Hon. Sarah Carroll, Chair
The NYC Landmarks Preservation Commission
1 Centre Street, 9th Floor
New York, NY 10007 

Re: Support for listing of the McGraw-Hill Building Lobby, 330 West 42nd street, NYC. 

Dear Ms. Carroll: 

The Society of Architectural Historians (SAH) strongly supports the designation of the lobby of the McGraw-Hill Building, 300 West 43nd Street, NYC. 

The McGraw-Hill Building was designed by Raymond Hood with J. André Foulihoux. Since its completion in 1931, the building has been recognized as a landmark of American architecture. Henry-Russell Hitchcock and Phillip Johnson included the McGraw-Hill Building in their Modern Architecture exhibit at the Museum of Modern Art in 1932, just a year after the building was completed. In the exhibit catalog, Modern Architecture: International Exhibition, they argued “Hood’s latest important work, the McGraw-Hill Building … marks a significant turning point in skyscraper design. It is the first tall commercial structure consciously horizontal in design executed in a building by an architect since Sullivan’s Schlesinger-Mayer Building in Chicago built in 1903” (p. 131). 

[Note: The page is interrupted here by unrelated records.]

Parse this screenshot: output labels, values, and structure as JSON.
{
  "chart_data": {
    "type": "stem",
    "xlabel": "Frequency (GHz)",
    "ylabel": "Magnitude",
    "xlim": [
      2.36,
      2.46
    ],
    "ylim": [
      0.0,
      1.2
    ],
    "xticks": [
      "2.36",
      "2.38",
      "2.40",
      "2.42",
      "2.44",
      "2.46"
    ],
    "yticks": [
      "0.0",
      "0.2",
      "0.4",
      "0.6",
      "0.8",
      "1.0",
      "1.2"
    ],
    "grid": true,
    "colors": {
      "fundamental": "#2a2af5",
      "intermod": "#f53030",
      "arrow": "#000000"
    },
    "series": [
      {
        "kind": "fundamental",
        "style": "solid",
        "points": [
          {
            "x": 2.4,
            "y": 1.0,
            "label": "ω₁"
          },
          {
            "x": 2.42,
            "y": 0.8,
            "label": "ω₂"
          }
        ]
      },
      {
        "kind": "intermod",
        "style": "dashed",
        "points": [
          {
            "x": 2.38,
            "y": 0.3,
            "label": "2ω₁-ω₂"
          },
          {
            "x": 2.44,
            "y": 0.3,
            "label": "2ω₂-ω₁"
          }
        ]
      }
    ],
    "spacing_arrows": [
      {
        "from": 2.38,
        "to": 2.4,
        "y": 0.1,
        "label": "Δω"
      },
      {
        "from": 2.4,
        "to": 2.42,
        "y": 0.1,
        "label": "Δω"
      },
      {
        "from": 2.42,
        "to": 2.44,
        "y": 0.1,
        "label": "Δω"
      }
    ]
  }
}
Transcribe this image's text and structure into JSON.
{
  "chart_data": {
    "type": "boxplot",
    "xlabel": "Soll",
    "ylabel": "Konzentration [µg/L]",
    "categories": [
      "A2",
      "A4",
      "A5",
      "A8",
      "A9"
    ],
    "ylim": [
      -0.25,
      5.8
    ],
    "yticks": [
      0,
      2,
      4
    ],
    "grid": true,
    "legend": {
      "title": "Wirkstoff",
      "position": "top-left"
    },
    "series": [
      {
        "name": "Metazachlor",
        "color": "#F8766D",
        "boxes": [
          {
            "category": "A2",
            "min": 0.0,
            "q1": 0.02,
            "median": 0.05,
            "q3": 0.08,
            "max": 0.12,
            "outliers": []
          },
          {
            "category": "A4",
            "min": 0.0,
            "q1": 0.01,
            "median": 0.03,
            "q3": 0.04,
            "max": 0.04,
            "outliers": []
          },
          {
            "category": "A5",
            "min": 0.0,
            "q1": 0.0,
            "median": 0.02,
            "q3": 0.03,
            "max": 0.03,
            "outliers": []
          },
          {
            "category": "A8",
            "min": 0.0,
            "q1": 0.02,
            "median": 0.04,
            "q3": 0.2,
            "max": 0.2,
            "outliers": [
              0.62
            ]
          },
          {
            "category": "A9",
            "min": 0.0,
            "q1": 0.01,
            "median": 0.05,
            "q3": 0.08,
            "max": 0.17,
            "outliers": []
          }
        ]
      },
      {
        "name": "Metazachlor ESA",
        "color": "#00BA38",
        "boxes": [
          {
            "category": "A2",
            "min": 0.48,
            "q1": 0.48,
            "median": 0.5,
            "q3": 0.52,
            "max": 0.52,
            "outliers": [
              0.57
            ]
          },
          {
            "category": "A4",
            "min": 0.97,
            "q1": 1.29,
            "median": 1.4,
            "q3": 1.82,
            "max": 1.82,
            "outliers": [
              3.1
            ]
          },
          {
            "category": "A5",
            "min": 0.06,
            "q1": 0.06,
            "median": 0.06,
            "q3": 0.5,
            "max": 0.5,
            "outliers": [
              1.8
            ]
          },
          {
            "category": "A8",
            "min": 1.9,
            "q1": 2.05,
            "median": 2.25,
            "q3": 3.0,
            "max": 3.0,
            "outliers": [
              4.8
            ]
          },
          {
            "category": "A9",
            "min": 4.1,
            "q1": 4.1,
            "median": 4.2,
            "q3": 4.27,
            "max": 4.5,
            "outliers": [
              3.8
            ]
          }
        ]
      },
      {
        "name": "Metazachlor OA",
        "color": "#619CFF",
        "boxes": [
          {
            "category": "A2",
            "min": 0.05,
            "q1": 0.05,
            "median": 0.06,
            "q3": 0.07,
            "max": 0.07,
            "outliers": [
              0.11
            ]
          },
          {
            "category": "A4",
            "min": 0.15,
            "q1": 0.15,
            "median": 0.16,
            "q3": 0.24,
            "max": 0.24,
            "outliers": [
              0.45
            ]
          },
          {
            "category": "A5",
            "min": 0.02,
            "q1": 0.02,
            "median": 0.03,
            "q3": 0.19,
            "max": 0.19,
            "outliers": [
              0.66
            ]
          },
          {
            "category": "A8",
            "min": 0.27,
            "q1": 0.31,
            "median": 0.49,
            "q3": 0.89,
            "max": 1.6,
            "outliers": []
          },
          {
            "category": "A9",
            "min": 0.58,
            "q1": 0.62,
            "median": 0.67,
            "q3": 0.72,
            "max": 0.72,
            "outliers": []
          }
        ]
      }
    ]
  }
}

The 35-story building integrated a printing plant (including packing and shipping facilities) on the lowest floors, product warehousing above them, followed by production offices and executives in the crown of the building. The crown and the 42nd Street entrance received the most architectural ornament of any portion of the building. The top of the ground floor above the shop fronts is decorated with alternating light turquoise-green and dark blue-green metal enamel panels separated by bars of lacquered brass and tubular white chrome strips, which span all seven bays. On both sides of the entrance bay, these bands continue their rhythmic alternation of colors, bars, and tunes down to a black granite dado and turn the corners of the central entry bay, and continue into the lobby. Both the 1979 Landmarks Preservation Commission report and the 1989 National Register Nomination specifically identify the integrated first floor and lobby design as a character defining feature of the building. 

A previous renovation of the lobby in 1980 by Valerian Tybar and Jean-Francois Daigre, undertaken to accommodate the introduction of air conditioning, was done with careful respect for the existing lobby, carefully integrated necessary utilitarian features into a carefully design postmodern ceiling design, that both supports the existing design, while differentiating the new work. This work is of such quality that it should also be included in the interior listing of the lobby. 

The Society of Architectural Historians (SAH) strongly supports the designation of the lobby of the McGraw- Hill Building, 300 West 43nd Street, NYC. 

Sincerely, 

Bryan Clark Green, Ph.D., LEED AP BD+C 

Chair, Society of Architectural Historians Heritage Conservation Committee 

cc: Mr. Kenneth Breisch, Ph.D.; Mr. Jeffrey Cody, Ph.D.; Mr. Anthony Cohn, AIA; Mr. David Fixler, FAIA; Ms. Priya Jain, AIA; Mr. Theodore H. Prudon, Ph.D., FAIA, Ms. Pauline Saliga; Ms. Deborah Slaton; Ms. Victoria Young, Ph.D.; Members, SAH Heritage Conservation Committee.